Don’t Cry For Me Withdean
“Don’t cry for me Withdean
The truth is I never loved you
All through my away days
My nomad existence
I kept my promise
And kept my distance”
[With apologies now to Tim Rice]
Last Saturday against Tranmere I bade farewell to Withdean Stadium as the team turned out a day in the office performance. In the first half the game was pedestrian at best, but in the end a penalty decision and moment of magic from Murray meant I left Withdean smiling. I said goodbye with no tear in my eye.
Over the post-match pint in the Sportsman I mulled over my relationship with Withdean over the last twelve or so years. I’ve probably averaged a game a year there. I live in the Midlands now so distance and other commitments may make that understandable yet every season I’ve followed the club regularly across the country as a travelling supporter. Happy and not so happy memories come flooding back – mid-week games at Hereford, Rotherham, Stoke and Peterborough. Treks across the country to Lincoln, Grimsby, Cardiff, Swansea. Even the words Friday night in Hull bring a strange smile to the face. 1-7 at Huddersfield on a Tuesday night was a long journey back.

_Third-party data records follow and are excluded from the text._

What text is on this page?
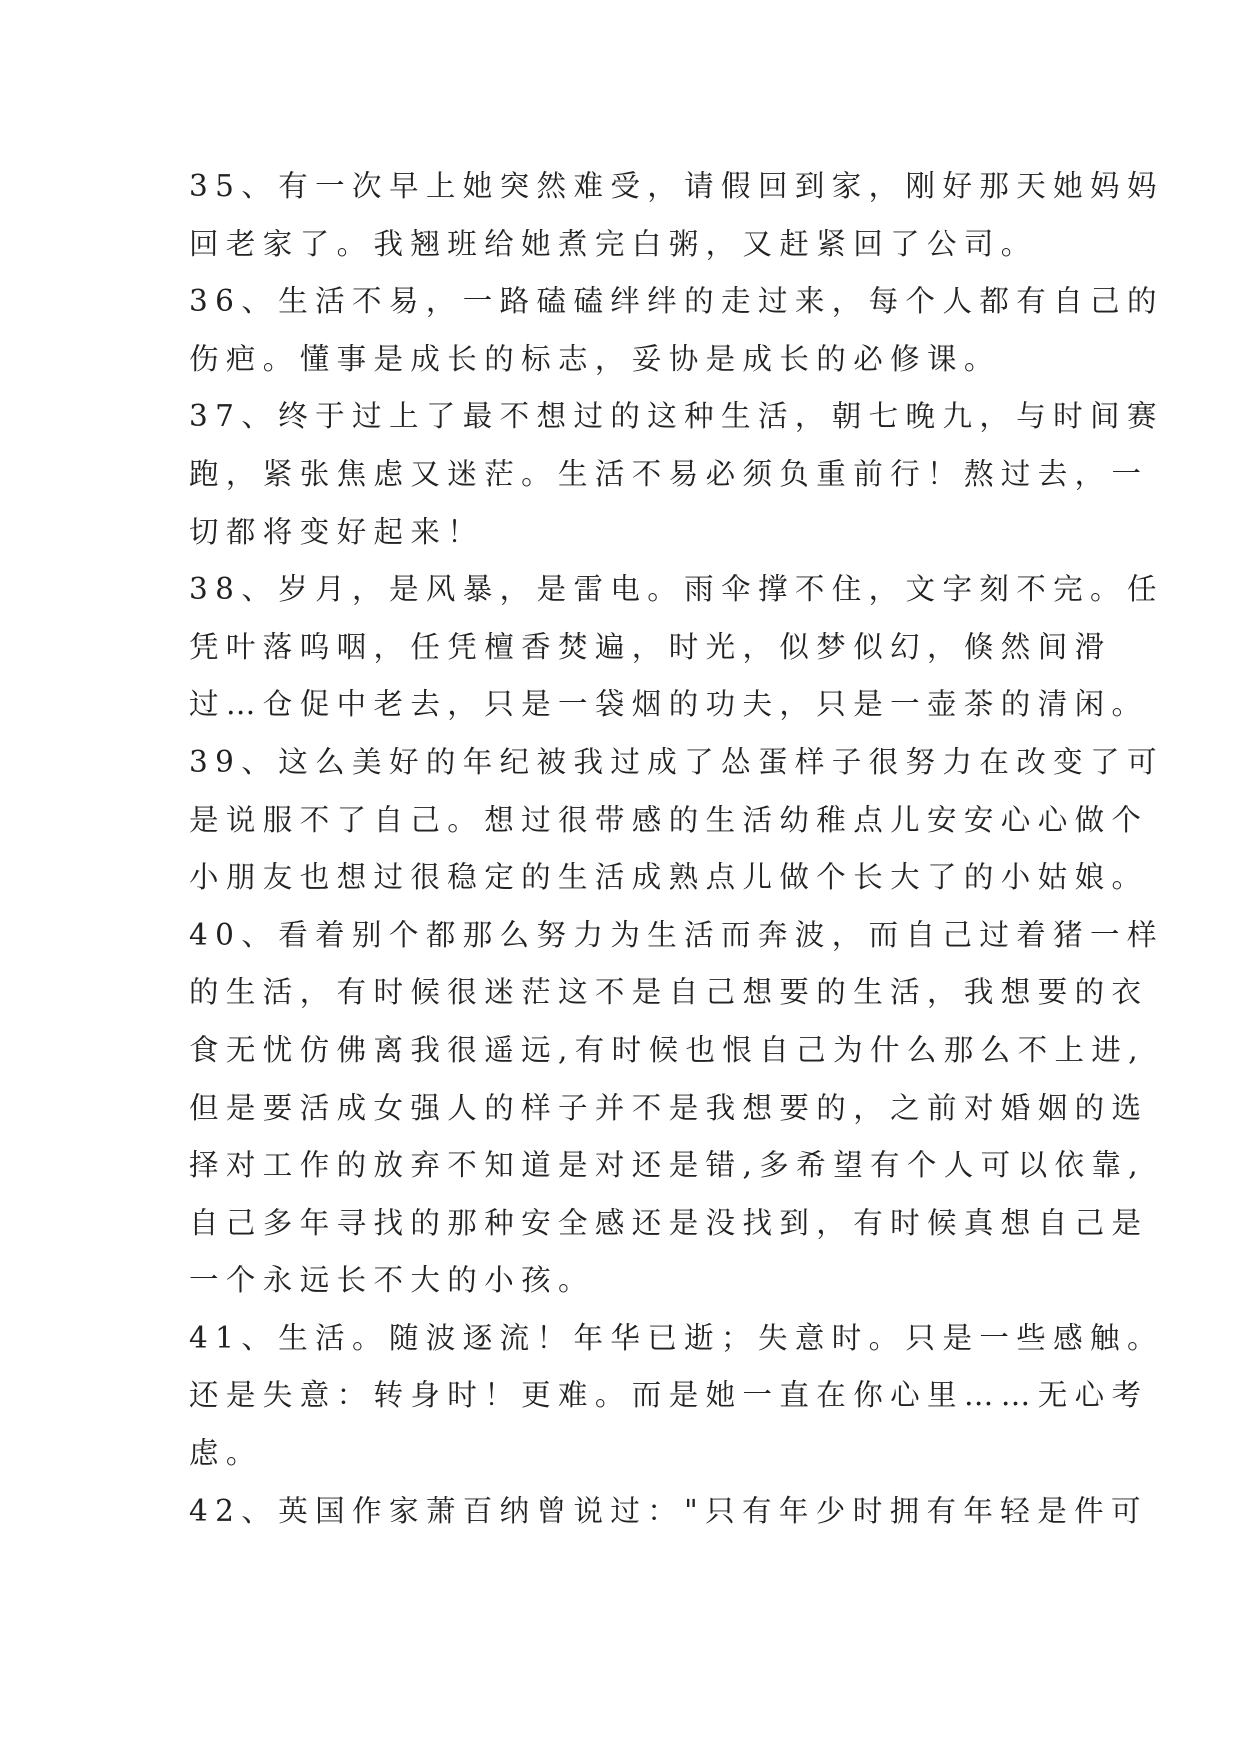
35、有一次早上她突然难受，请假回到家，刚好那天她妈妈
回老家了。我翘班给她煮完白粥，又赶紧回了公司。
36、生活不易，一路磕磕绊绊的走过来，每个人都有自己的
伤疤。懂事是成长的标志，妥协是成长的必修课。
37、终于过上了最不想过的这种生活，朝七晚九，与时间赛
跑，紧张焦虑又迷茫。生活不易必须负重前行！熬过去，一
切都将变好起来！
38、岁月，是风暴，是雷电。雨伞撑不住，文字刻不完。任
凭叶落呜咽，任凭檀香焚遍，时光，似梦似幻，倏然间滑
过…仓促中老去，只是一袋烟的功夫，只是一壶茶的清闲。
39、这么美好的年纪被我过成了怂蛋样子很努力在改变了可
是说服不了自己。想过很带感的生活幼稚点儿安安心心做个
小朋友也想过很稳定的生活成熟点儿做个长大了的小姑娘。
40、看着别个都那么努力为生活而奔波，而自己过着猪一样
的生活，有时候很迷茫这不是自己想要的生活，我想要的衣
食无忧仿佛离我很遥远,有时候也恨自己为什么那么不上进,
但是要活成女强人的样子并不是我想要的，之前对婚姻的选
择对工作的放弃不知道是对还是错,多希望有个人可以依靠,
自己多年寻找的那种安全感还是没找到，有时候真想自己是
一个永远长不大的小孩。
41、生活。随波逐流！年华已逝；失意时。只是一些感触。
还是失意：转身时！更难。而是她一直在你心里……无心考
虑。
42、英国作家萧百纳曾说过："只有年少时拥有年轻是件可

So why not go home to Withdean as often? It’s not that much further to travel. I guess because it’s never felt like home. From the word go it felt like we’d moved in to digs. We never went out and bought the best furniture. We never hung our own pictures on the wall, we kept them all in storage waiting for the proper home. As fans, we’ve never become too emotionally attached as our real home was always just around the corner. Like Del Trotter we’ve kept saying “This time next year we’ll be millionaires”. And actually, this time in six months it’ll feel like we are…
Which is why like so many others I’ve emotionally invested in our travelling exploits – admiring the homes of others, and making myself comfortable there. I’m not alone – I think so many other Seagulls fans have felt the same. Over the years, I’ve taken a number of friends along to have the travelling Brighton experience and they’ve instantly remarked on our sense of humour, our joy in just being there and the affinity between fans and team. In the late 90s and early 00s that joy of still existing and then finding glory again was irresistible.

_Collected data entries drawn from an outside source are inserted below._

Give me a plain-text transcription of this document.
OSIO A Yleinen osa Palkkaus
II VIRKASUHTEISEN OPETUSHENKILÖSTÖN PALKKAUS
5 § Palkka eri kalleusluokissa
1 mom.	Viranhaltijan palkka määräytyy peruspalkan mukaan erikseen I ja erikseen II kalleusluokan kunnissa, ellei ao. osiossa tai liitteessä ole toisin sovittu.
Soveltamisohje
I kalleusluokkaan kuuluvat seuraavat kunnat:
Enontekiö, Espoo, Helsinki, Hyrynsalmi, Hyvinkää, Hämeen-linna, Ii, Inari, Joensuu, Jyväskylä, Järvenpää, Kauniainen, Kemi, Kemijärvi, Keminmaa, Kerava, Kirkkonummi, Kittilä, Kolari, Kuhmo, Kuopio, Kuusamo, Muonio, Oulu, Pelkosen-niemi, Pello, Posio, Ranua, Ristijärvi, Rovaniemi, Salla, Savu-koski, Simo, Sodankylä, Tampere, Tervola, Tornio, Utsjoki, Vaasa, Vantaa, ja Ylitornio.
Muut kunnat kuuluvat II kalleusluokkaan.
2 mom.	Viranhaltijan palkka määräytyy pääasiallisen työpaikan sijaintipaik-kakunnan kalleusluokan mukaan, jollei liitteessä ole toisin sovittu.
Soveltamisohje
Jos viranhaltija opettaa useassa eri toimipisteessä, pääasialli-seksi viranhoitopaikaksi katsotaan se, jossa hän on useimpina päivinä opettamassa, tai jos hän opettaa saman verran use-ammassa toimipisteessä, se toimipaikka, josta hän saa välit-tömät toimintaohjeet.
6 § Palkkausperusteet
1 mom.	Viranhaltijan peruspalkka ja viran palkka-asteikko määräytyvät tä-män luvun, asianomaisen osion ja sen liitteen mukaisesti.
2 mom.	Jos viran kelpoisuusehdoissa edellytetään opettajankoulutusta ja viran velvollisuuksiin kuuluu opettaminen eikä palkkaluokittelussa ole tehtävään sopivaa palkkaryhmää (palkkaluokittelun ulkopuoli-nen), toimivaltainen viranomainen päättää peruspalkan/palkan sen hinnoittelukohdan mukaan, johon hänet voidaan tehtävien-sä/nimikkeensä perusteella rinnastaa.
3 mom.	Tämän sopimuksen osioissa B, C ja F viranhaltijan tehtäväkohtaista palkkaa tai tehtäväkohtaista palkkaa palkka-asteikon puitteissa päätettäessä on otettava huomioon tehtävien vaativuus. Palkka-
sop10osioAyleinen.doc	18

Some friends have stayed on to adopt the Seagulls as their club for the last 10 years and more – I took two along on Saturday to say Hello Goodbye to Withdean. – they’ve followed the Seagulls as an adopted club for gone ten years now as dedicated as any true Brightonian but never visited Withdean. I’d warned them all along that there would be disappointment, and sure enough there was. Maybe we’d chosen a bad game to visit but there was no sense of the passion and joy in the stands that comes with travelling and so we said goodbye and look forward to the Amex. Oh, and Oldham on Saturday and Rochdale a few weeks later…

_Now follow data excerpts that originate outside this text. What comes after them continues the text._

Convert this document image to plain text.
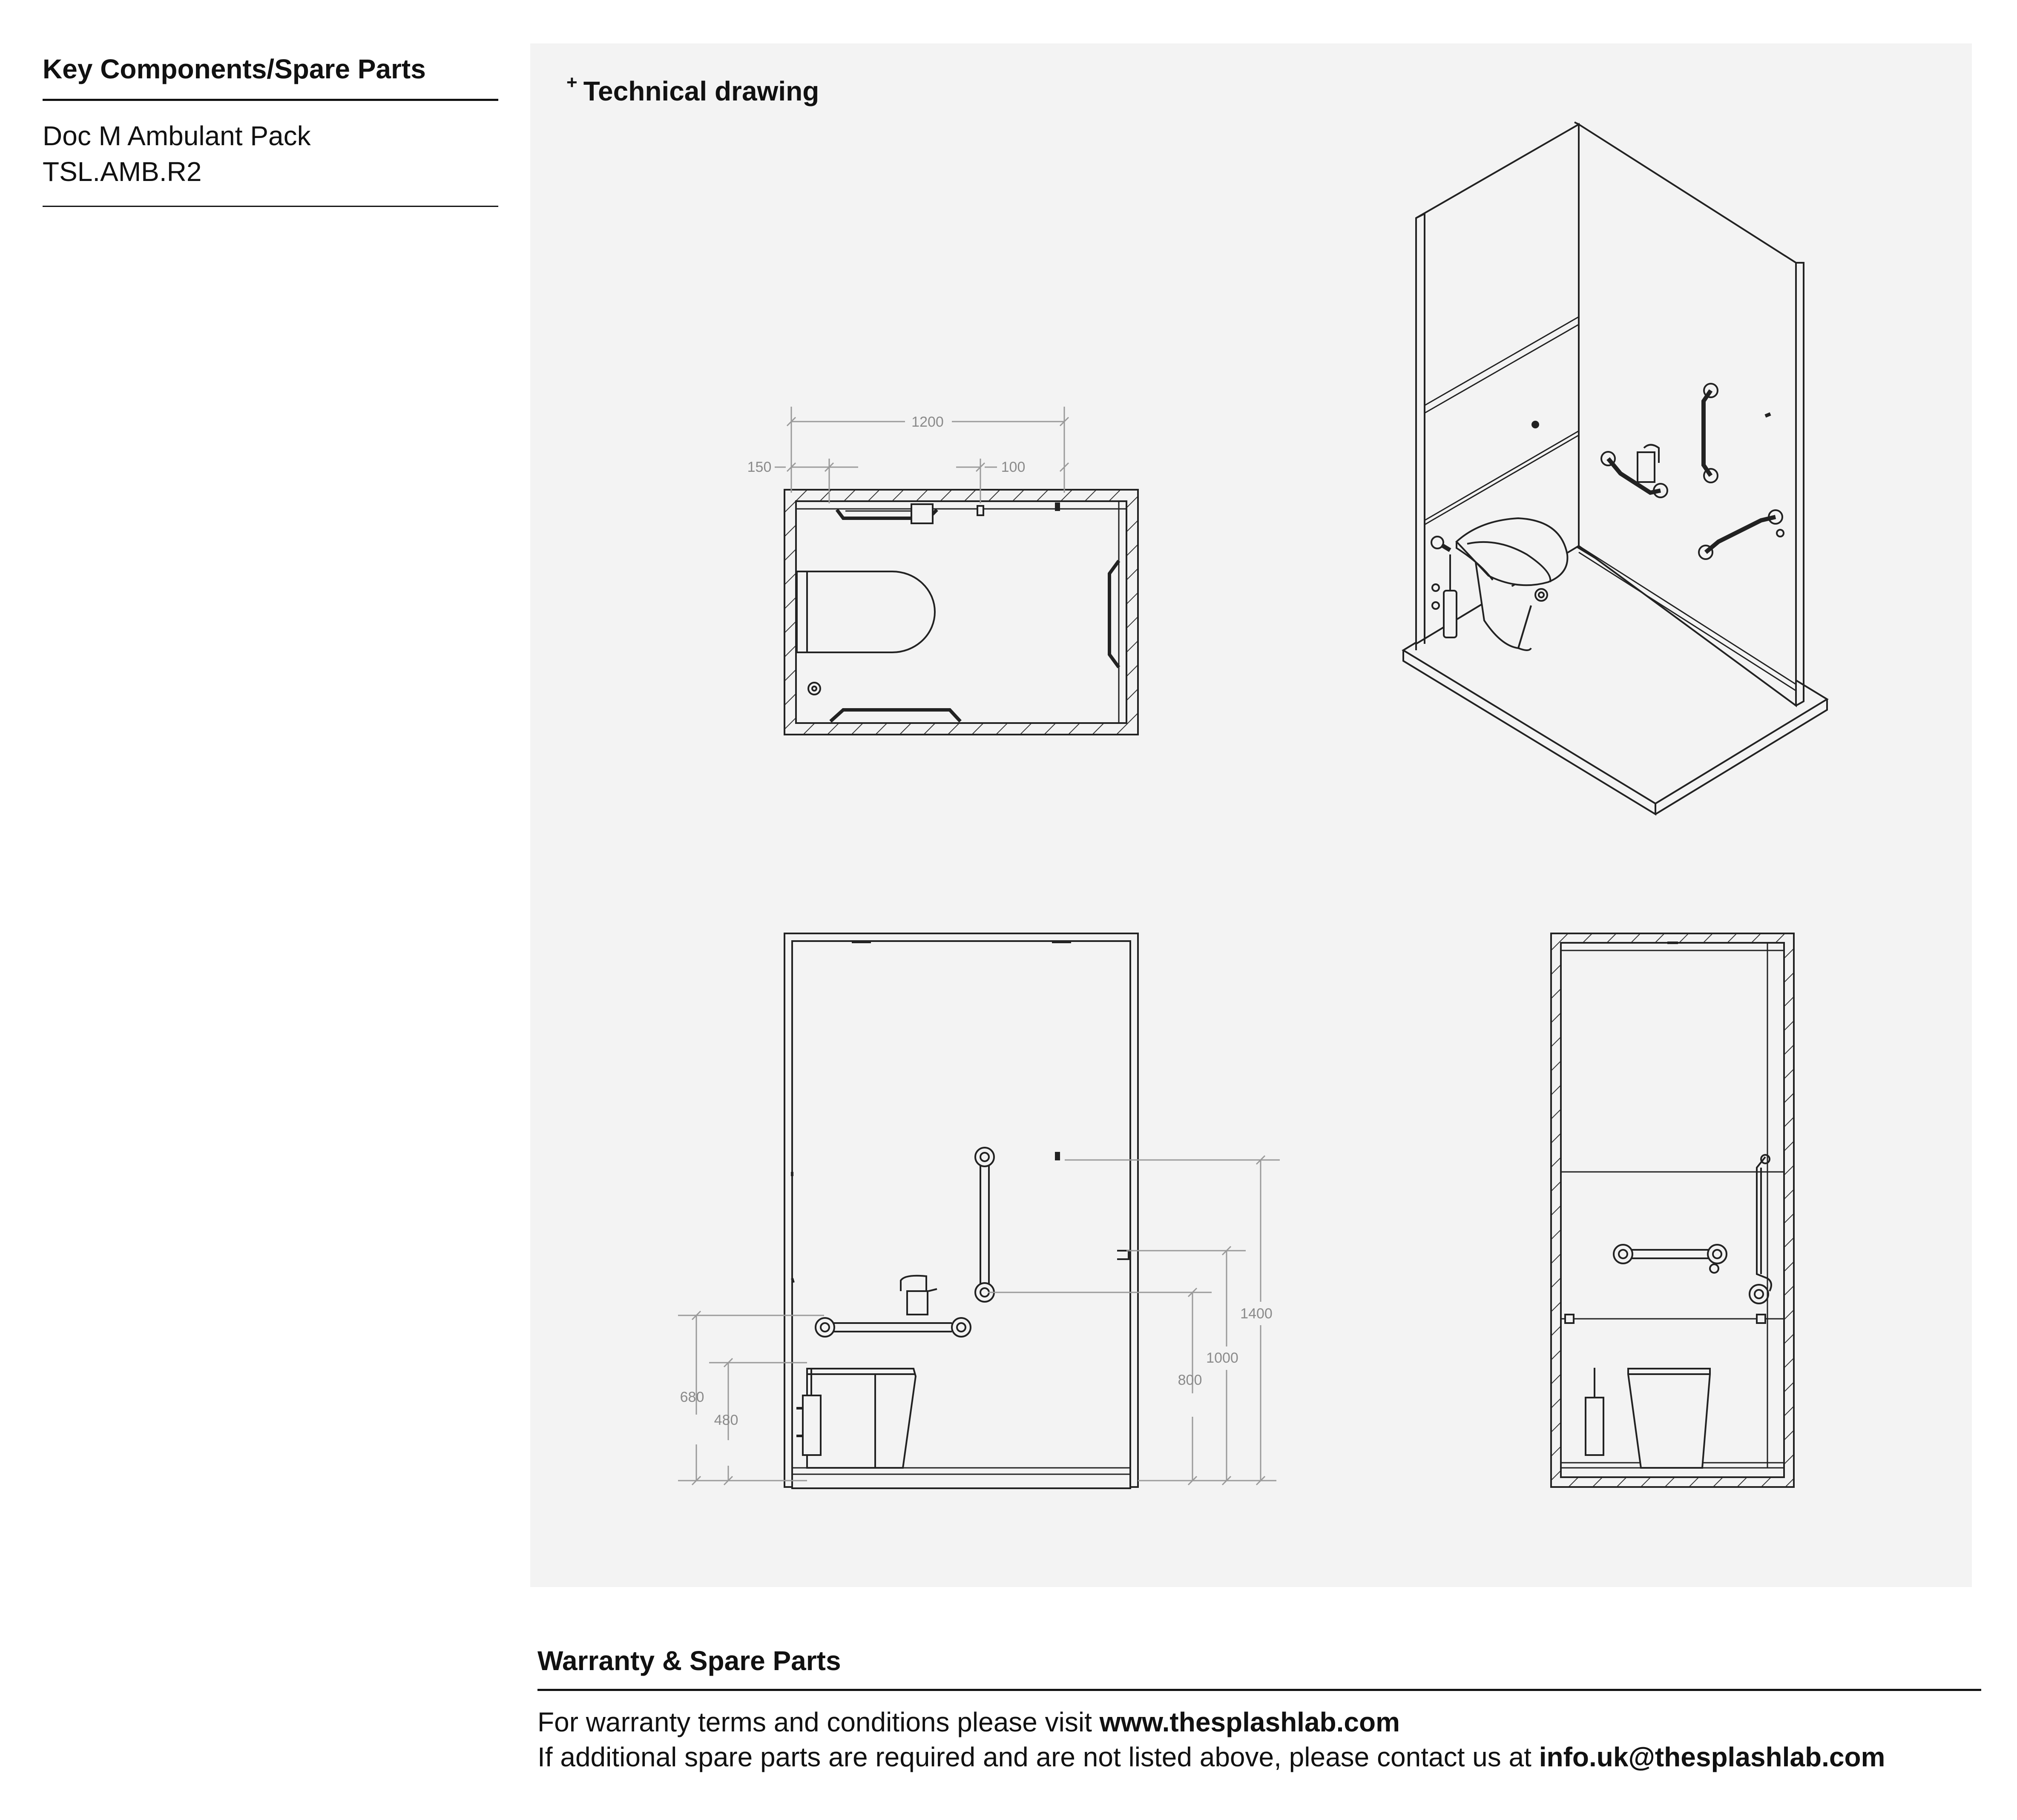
Key Components/Spare Parts
Doc M Ambulant Pack
TSL.AMB.R2
+ Technical drawing
1200
150	100
680
480
800
1000
1400
Warranty & Spare Parts
For warranty terms and conditions please visit www.thesplashlab.com
If additional spare parts are required and are not listed above, please contact us at info.uk@thesplashlab.com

As part of the weekend we went to visit the Amex. “Don’t know whether I’ll know exactly where it is”, I said as we skirted Coldean and turned the corner on to the Lewes Road section. But there was no missing it as it rose gracefully and impressively in to our sight above the A27, and suddenly I felt We’re Home. We can start hanging up our pictures and if we’re lucky maybe there’ll be some silverware for the mantelpiece soon.